Chicago Cubs at St. Louis Cardinals: Final Score & Recap
Line Score
| Team | 1 | 2 | 3 | 4 | 5 | 6 | 7 | 8 | 9 | R | H | E |
|---|---|---|---|---|---|---|---|---|---|---|---|---|
| CHC | 0 | 0 | 0 | 0 | 0 | 1 | 0 | 0 | 0 | 1 | 7 | 0 |
| STL | 2 | 0 | 3 | 0 | 0 | 0 | 0 | 0 | - | 5 | 8 | 0 |
The Story
The St. Louis Cardinals handled the Chicago Cubs 5-1 at Busch Stadium on May 31, 2026, a result that moved the DiamondIQ model's win probability estimate from a pre-game 55 percent home-team lean to a final 100 percent as St. Louis built an insurmountable early cushion. The Cardinals did their most decisive damage in the first and third innings, pushing across two runs in the bottom of the first and three more in the bottom of the third to effectively settle the contest before the Cubs could find any rhythm against Matthew Liberatore.
The third inning was where the game was truly decided on a win-probability basis. Masyn Winn's single off Ethan Roberts in the bottom of the third was the single most impactful play of the night, swinging win probability 11.7 percent in St. Louis's favor, and Alec Burleson followed with a single off Roberts that added another 6.8 percent. That sequence of Cardinals hits in the third left Chicago in a significant hole from which the offense never meaningfully threatened to escape. The Cubs did manufacture a brief moment in the seventh when Michael Conforto's double off Hunter Dobbins produced a 6.8 percent win-probability swing, the largest positive play of the game for Chicago, but Dansby Swanson's strikeout immediately erased that opening with a 6.0 percent swing back toward St. Louis, and the Cubs went on to score only once, in the sixth.

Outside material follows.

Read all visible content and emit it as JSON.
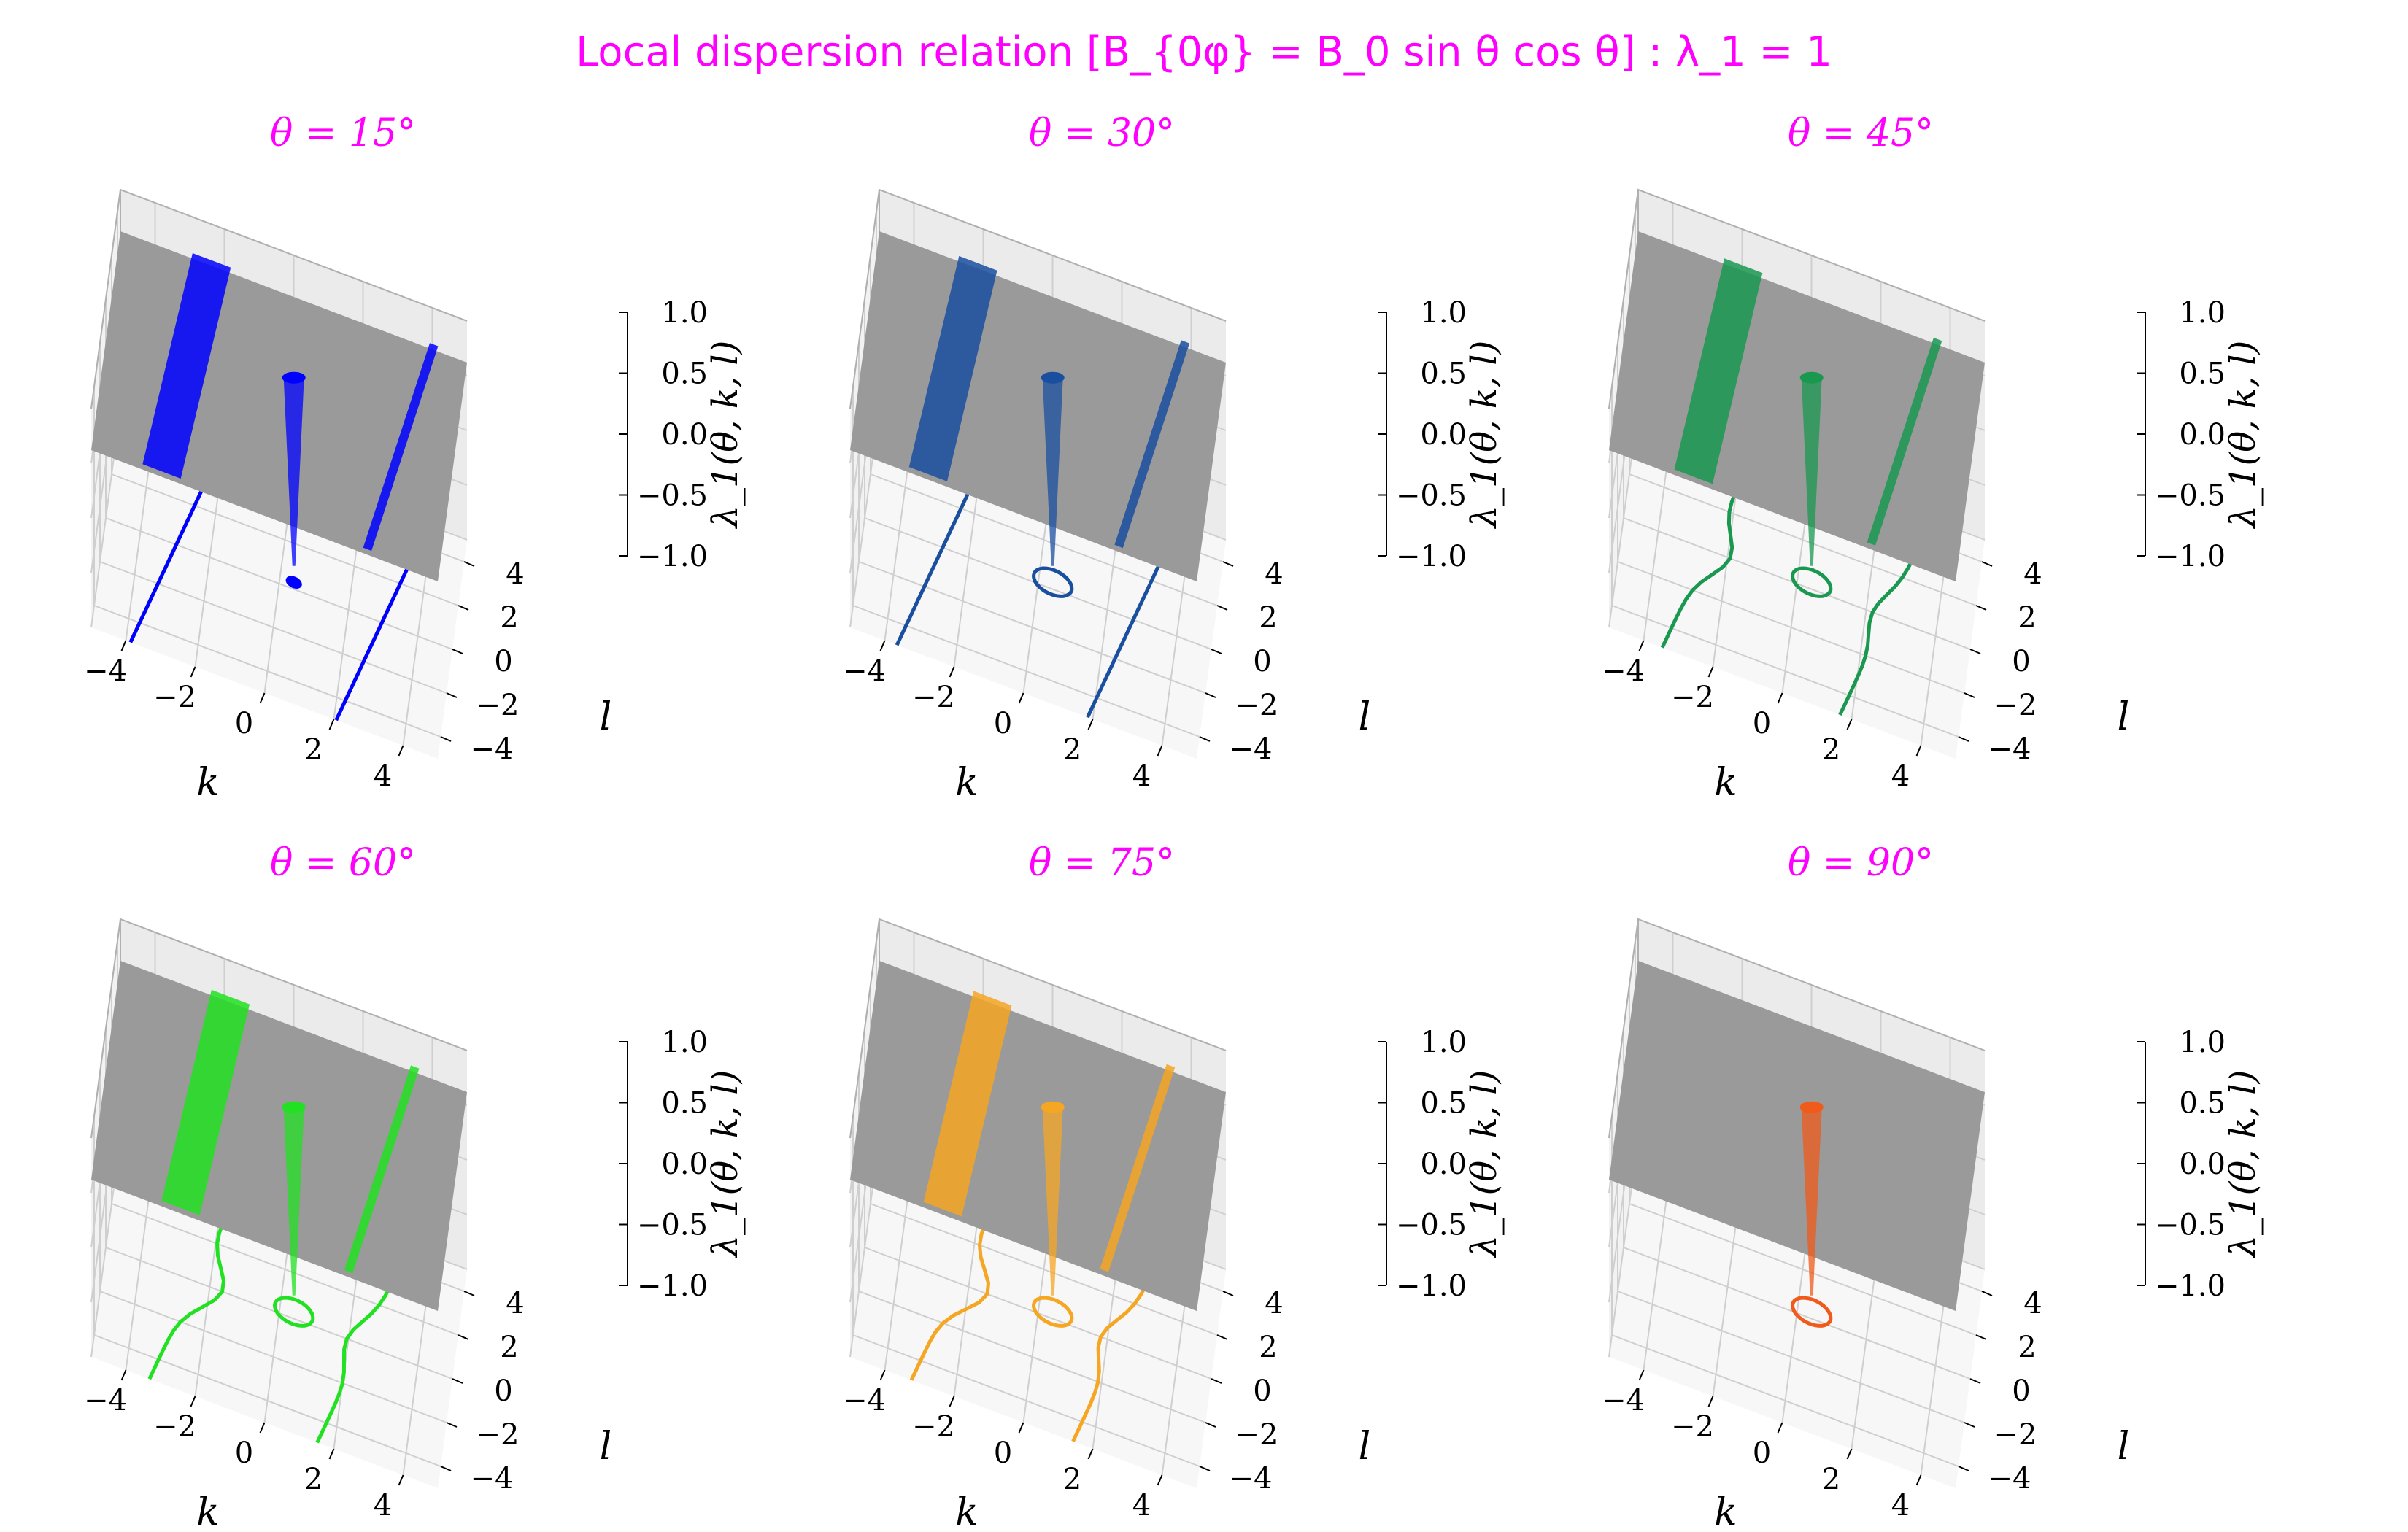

Matthew Liberatore was the pitching story, finishing as the top performer on the mound by a wide margin with a WPA of plus 17.9 percent, suppressing a Cubs lineup that managed seven hits but only the single run. Winn led all position players at plus 14.6 percent WPA and a RE24 of plus 0.5, while Burleson contributed plus 7.2 percent WPA and a RE24 of plus 1.5, giving him the best run-environment figure of any player in the game. Conforto's double made him the Cubs' lone positive contributor among the top performers, finishing at plus 6.8 percent WPA and a RE24 of plus 0.6 in an otherwise quiet night for Chicago's offense.